Презентация книги «Оньдэ» Алексея Дикавицкого в Беларусском доме. Варшава, Польша. Фото Алиса Гончар / Белсат

– Читаешь биографию Алексея Дикавицкого: журналист, имеет экономическое образование, и вдруг –одна за другой две книги на полешутском говоре!

– И?

– «Зачем?» Представляю, как условный антагонист всего беларусского говорит: «Эти беларусы с ума сошли, ладно бы еще на беларусском языке, а тут на каком-то полесском!»

Ответ на этот вопрос скрывается в том, что я родился в Пинске, но до семи лет, до школы, воспитывался на Полесье, куда меня родители отдали к дедушке с бабушкой. Я там воспитывался в полесскоговорящей среде. Я другого языка и не знал тогда, кроме местного говора. Когда родители забрали меня в город, в школу учиться, то в классе я был единственным, кто не умел говорить по-русски. Даже родителей вызывали и спрашивали, что это такое, что по-русски ребенок не умеет разговаривать.

Так что для меня это был естественно язык, язык детства. Ясно, что он потом забылся, так как в школе был русский и изредка беларусский язык. Ну и надо признать «что в советской Беларуси вообще было, как говорят определенные люди, «западло» говорить не по-русски. Наверное, где-то там, в центральной Беларуси, люди из деревни по приезду в город пытались избавиться от дзеканья и цеканья. А у нас не было этого, но было свое полесское «шо», «-са» – «родывса», «молывса». Все хотели «говорить как можно лучше по-русски». Нам казалось, что мы по-русски говорим, но в той речи было много полесских словечек.

Вспоминаю, когда, бывало, хулиганили в детстве или подростками, лазили в чужие сады груши или яблони трясти, то когда кто-то «стоял на шухере», никому в голову не приходило предупредить других каким-то «атас» или «бежим», только «тыкай» или «тикай»! Но потом, во время учебы и работы, уже и этим словечкам места не оставалось.

Дедова хата. Фото из архива собеседника

«Приходили соседи и разговаривали по-нашему, по-местному, по-полешутски»

– Прошло время и ты вернулся к этому. Что стало причиной?

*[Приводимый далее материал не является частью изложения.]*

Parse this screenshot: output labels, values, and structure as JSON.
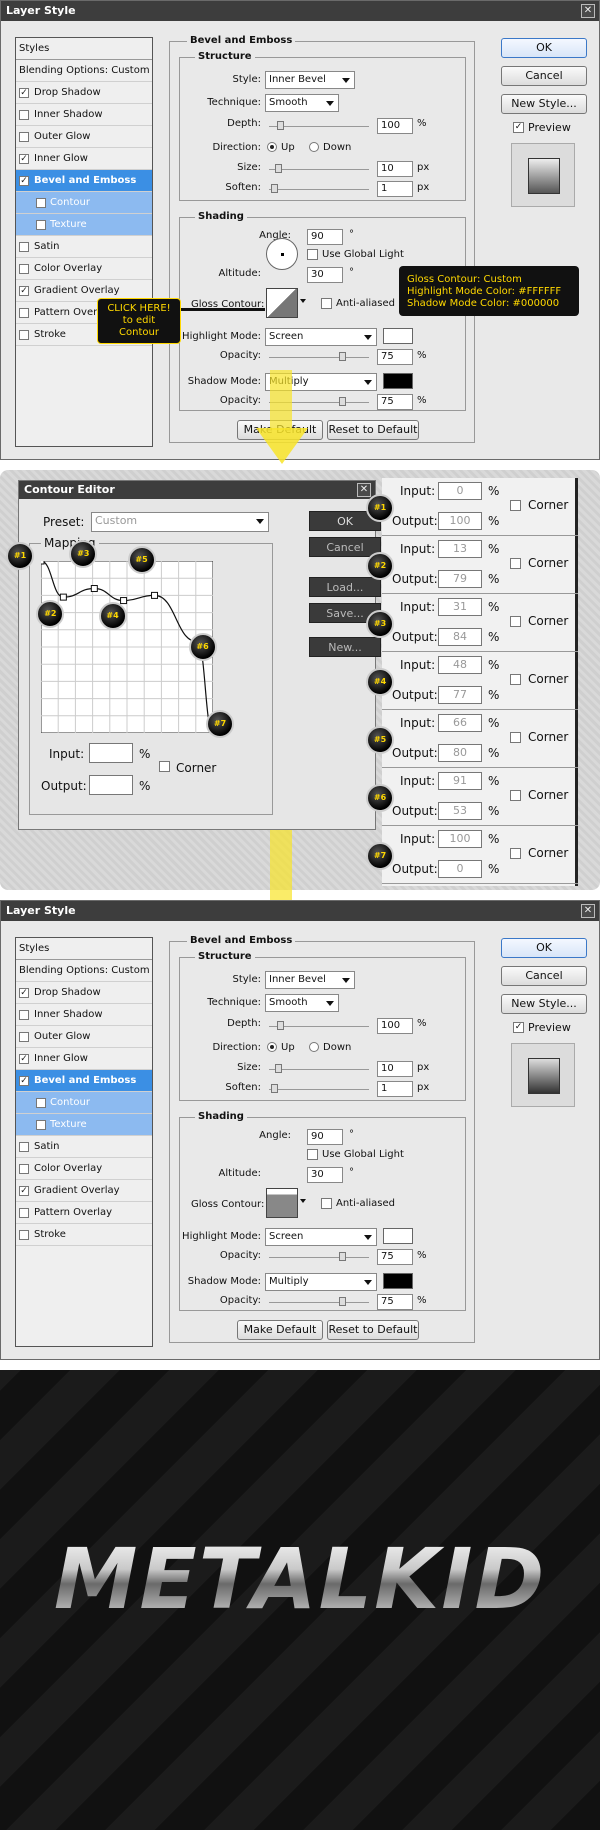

– Случилось так, что когда умерла моя мама, то я поехал к отцу на Полесье и на две недели там остался с ним вместо отпуска, чтобы отцу было немного веселее. Ведь уже на тот момент отец с матерью переехали на старости в деревню и жили в том самом дедовом доме, где я когда-то рос.  Как-то оно все вдруг начало выплывать из глубин сознания и памяти. Может потому, что приходили соседи и разговаривали по-нашему, по-местному, по-полешутски. Сначала, когда приходили и видели меня, знали, что я за границей живу и давно, то старались выглядеть культурнее, пытались говорить со мной по-русски. Ну и слабовато это у них выходило. Так я говорю им, да говорите вы нормально!

– По-нашему.

– Да, по-нашему. Со временем они привыкли к моему присутствию и начали на полешутском наречии разговаривать между собой, а потом и со мной. Ну и у меня начало всплывать, пробудился так называемый пассивный запас. Тот, кто знает иностранный язык, сталкивался не раз с ситуациями, что разговариваешь с кем-то по-английски или по-немецки, например, и иногда слово не можешь вспомнить нужного, а если тебе человек его скажет, то оно сразу всплывает.

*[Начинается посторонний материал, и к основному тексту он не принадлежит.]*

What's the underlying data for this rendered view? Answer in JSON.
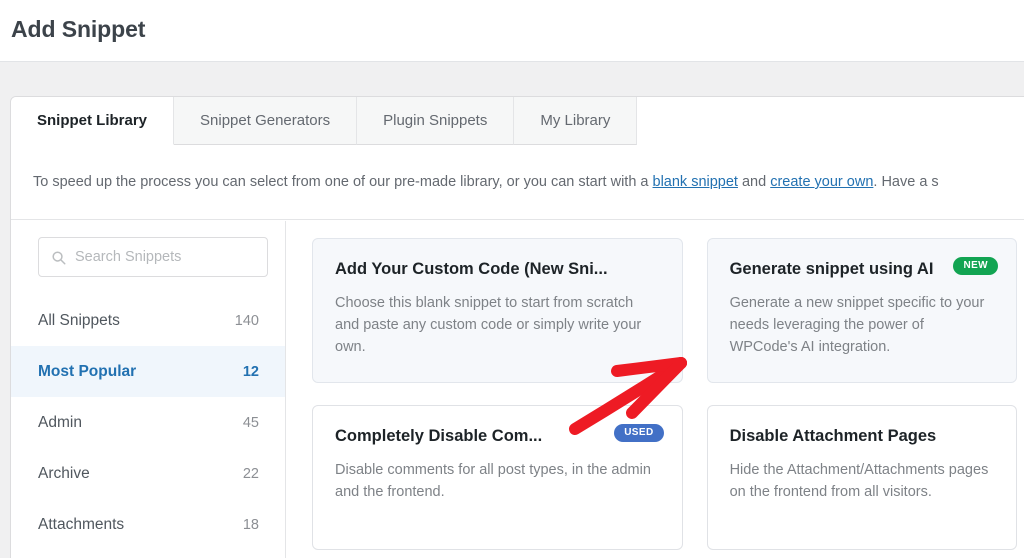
{
  "header": {
    "title": "Add Snippet"
  },
  "tabs": [
    {
      "label": "Snippet Library",
      "active": true
    },
    {
      "label": "Snippet Generators",
      "active": false
    },
    {
      "label": "Plugin Snippets",
      "active": false
    },
    {
      "label": "My Library",
      "active": false
    }
  ],
  "intro": {
    "before_link1": "To speed up the process you can select from one of our pre-made library, or you can start with a ",
    "link1": "blank snippet",
    "between_links": " and ",
    "link2": "create your own",
    "after_link2": ". Have a s"
  },
  "search": {
    "placeholder": "Search Snippets",
    "value": "",
    "icon": "search-icon"
  },
  "sidebar": {
    "items": [
      {
        "label": "All Snippets",
        "count": "140",
        "active": false
      },
      {
        "label": "Most Popular",
        "count": "12",
        "active": true
      },
      {
        "label": "Admin",
        "count": "45",
        "active": false
      },
      {
        "label": "Archive",
        "count": "22",
        "active": false
      },
      {
        "label": "Attachments",
        "count": "18",
        "active": false
      }
    ]
  },
  "cards": [
    {
      "title": "Add Your Custom Code (New Sni...",
      "description": "Choose this blank snippet to start from scratch and paste any custom code or simply write your own.",
      "badge": "",
      "badge_type": "",
      "tinted": true
    },
    {
      "title": "Generate snippet using AI",
      "description": "Generate a new snippet specific to your needs leveraging the power of WPCode's AI integration.",
      "badge": "NEW",
      "badge_type": "new",
      "tinted": true
    },
    {
      "title": "Completely Disable Com...",
      "description": "Disable comments for all post types, in the admin and the frontend.",
      "badge": "USED",
      "badge_type": "used",
      "tinted": false
    },
    {
      "title": "Disable Attachment Pages",
      "description": "Hide the Attachment/Attachments pages on the frontend from all visitors.",
      "badge": "",
      "badge_type": "",
      "tinted": false
    }
  ],
  "annotation": {
    "type": "arrow",
    "color": "#ee1b24",
    "points_to": "Generate snippet using AI"
  },
  "colors": {
    "accent_blue": "#2271b1",
    "badge_new_green": "#12a452",
    "badge_used_blue": "#4270c6",
    "annotation_red": "#ee1b24",
    "page_background": "#f0f0f1"
  }
}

Ну и захватил меня это космос полесский. Поведение людей, их философия. Мне показалось правильным это записать, по крайней мере, часть того, что они говорят. А как записать, на каком языке? Я в жизни преимущественно пользовался беларусским и польским языками, иногда русским, английским. Но я сразу понял, что на других языках, кроме полесской речи, этого просто не запишешь так, чтобы было одно к одному, так, как они говорят. Правда, как передать? Переводить на беларусский язык? Так некоторых слов просто не мог перевести, не хватало таких колоритных соответствий. И я наконец записал так, как оно звучит.

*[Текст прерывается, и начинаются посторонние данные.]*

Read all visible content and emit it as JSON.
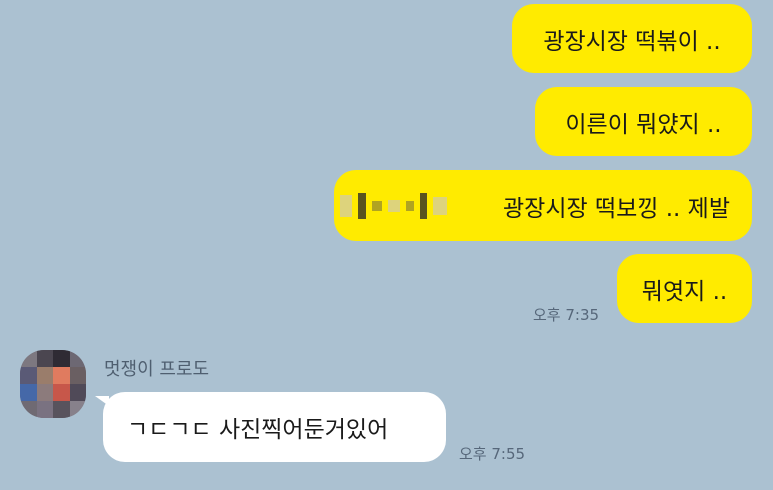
{
  "conversation": {
    "messages": [
      {
        "side": "mine",
        "text": "광장시장 떡볶이 .."
      },
      {
        "side": "mine",
        "text": "이른이 뭐얐지 .."
      },
      {
        "side": "mine",
        "text": "광장시장 떡보낑 .. 제발",
        "obscured_prefix": true
      },
      {
        "side": "mine",
        "text": "뭐엿지 ..",
        "time": "오후 7:35"
      },
      {
        "side": "theirs",
        "sender": "멋쟁이 프로도",
        "text": "ㄱㄷㄱㄷ 사진찍어둔거있어",
        "time": "오후 7:55"
      }
    ]
  },
  "colors": {
    "background": "#abc1d1",
    "my_bubble": "#ffeb00",
    "their_bubble": "#ffffff",
    "timestamp": "#56677a"
  }
}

– Значит, вот с такого эмоционального порыва все и родилось?

– Вернулся в родную стихию – и из этого возникла первая книжка, «Оньдэ». В ней, правда, такого записанного с натуры, от людей, не так и много, процентов десять где-то. Преимущественно же это компиляции наблюдений собственных, или такое вкладывание в уста земляков своих мыслей. Довольно много коротких рассказов. Но это и не совсем рассказы или истории, скорее, «бувальщина» (есть такое украинское словечко, бувальщина). Неожиданно для меня, когда казалось, что уже все написал, что хотел написать, начали «вылезать» стихи. И поэтому в этой книжке есть довольно много стихов. Есть и поэмы – «Дзяды», в которой я разговариваю со своими предками, и «Каваль Грыц», о придуманном мной позитивном полесском герое, который борется со всяким злом – с чертом, который воплощается в водке, в лени. А как уже все это написал, то издал.

Когда еще было возможно, приезжал в Беларусь. Ну и узнали о книжке соседи, кто через интернет, кто от отца, кто знал с самого начала, что я пишу что-то там.

«Не пожалел денег и издал книгу солидной»

– А как, кстати, тебя там называют, есть какая-то полесская форма имени?

– Дальние знакомые говорили всегда Алексей, а уж кто ближе, соседи, близкие – Олэксийко.

– И вот они приходят, и говорят, Олэксийко, о нас пишешь?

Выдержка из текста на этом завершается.